The matrix math in this paper is terribly hard to follow, but here's what equation (19) should look like

$\left( \begin{array}{c|c|c|c} c_{11} \mathbf{I} - \mathbf{A}^T & c_{12} \mathbf{I} & c_{12} \mathbf{I} & \mathbf{0}^{3\times 3} \\ \hline c_{21} \mathbf{I} & c_{22} \mathbf{I} - \mathbf{A}^T & c_{23} \mathbf{I} & \mathbf{0}^{3\times 3} \\ \hline c_{31} \mathbf{I} & c_{32} \mathbf{I} & c_{33} \mathbf{I} - \mathbf{A}^T & \mathbf{0}^{3\times 3} \\ \hline d_{11} \mathbf{I} - \mathbf{B}^T & d_{12} \mathbf{I} & d_{12} \mathbf{I} & \mathbf{0}^{3\times 3} \\ \hline d_{21} \mathbf{I} & d_{22} \mathbf{I} - \mathbf{B}^T & d_{23} \mathbf{I} & \mathbf{0}^{3\times 3} \\ \hline d_{31} \mathbf{I} & d_{32} \mathbf{I} & d_{33} \mathbf{I} - \mathbf{B}^T & \mathbf{0}^{3\times 3} \\ \hline \mathbf{t}_A^T & \mathbf{0}^{1\times 3} & \mathbf{0}^{1\times 3} & \\ \mathbf{0}^{1\times 3} & \mathbf{t}_A^T & \mathbf{0}^{1\times 3} & \mathbf{I}-\mathbf{C}\\ \mathbf{0}^{1\times 3} & \mathbf{0}^{1\times 3} & \mathbf{t}_A^T & \\ \hline \mathbf{t}_B^T & \mathbf{0}^{1\times 3} & \mathbf{0}^{1\times 3} & \\ \mathbf{0}^{1\times 3} & \mathbf{t}_B^T & \mathbf{0}^{1\times 3} & \mathbf{I}-\mathbf{D}\\ \mathbf{0}^{1\times 3} & \mathbf{0}^{1\times 3} & \mathbf{t}_B^T & \\ \end{array} \right) \left( \begin{array}{c} \mathbf{x}_1 \\ \hline \mathbf{x}_2 \\ \hline \mathbf{x}_3 \\ \hline \mathbf{t}_x \\ \end{array} \right) = \left( \begin{array}{c} \mathbf{0}^{3\times 1} \\ \hline \mathbf{0}^{3\times 1} \\ \hline \mathbf{0}^{3\times 1} \\ \hline \mathbf{0}^{3\times 1} \\ \hline \mathbf{0}^{3\times 1} \\ \hline \mathbf{0}^{3\times 1} \\ \hline \\ \mathbf{t}_C \\ \\ \hline \\ \mathbf{t}_D \\ \\ \end{array} \right)$

I've used dividing lines to help with alignment. Each block within lines in the matrix is $3 \times 3$. I've marked zero blocks with superscripts to indicate their size.

The following matrices are dimension $3 \times 3$: $\mathbf{A}$, $\mathbf{B}$, $\mathbf{C}$, $\mathbf{D}$, and $\mathbf{I}$.
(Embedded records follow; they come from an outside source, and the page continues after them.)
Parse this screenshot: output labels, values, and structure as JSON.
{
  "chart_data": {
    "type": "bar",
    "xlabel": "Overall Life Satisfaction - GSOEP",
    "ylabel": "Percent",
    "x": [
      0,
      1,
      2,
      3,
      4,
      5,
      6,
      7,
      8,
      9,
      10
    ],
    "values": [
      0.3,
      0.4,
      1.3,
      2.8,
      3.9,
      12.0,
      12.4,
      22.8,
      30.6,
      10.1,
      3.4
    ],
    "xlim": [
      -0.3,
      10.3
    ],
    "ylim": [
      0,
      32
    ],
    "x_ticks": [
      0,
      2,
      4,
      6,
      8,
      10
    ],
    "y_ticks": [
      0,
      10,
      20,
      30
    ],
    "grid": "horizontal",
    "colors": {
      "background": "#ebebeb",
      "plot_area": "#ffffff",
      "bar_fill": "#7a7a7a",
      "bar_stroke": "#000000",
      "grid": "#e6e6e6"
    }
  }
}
The following vectors are dimension $3 \times 1$: $\mathbf{x}_1$, $\mathbf{x}_2$, $\mathbf{x}_3$, $\mathbf{t}_x$, $\mathbf{t}_A$, $\mathbf{t}_B$, $\mathbf{t}_C$, and $\mathbf{t}_D$.

The following are scalars: $c_{ij}$, $d_{ij}$.

This makes the whole system

$\mathbf{N}^{24 \times 12} \mathbf{x}^{12 \times 1} = \mathbf{b}^{24 \times 1}$

The most obvious way to solve this in the least squares sense.

$\mathbf{N}\mathbf{x} = \mathbf{b}$

$\mathbf{N}^T\mathbf{N}\mathbf{x} = \mathbf{N}^T\mathbf{b}$

$\mathbf{x} = \left( \mathbf{N}^T\mathbf{N}\right)^{-1}\mathbf{N}^T\mathbf{b}$

It's not explicitly said in the paper that this is what they did, but it's possible.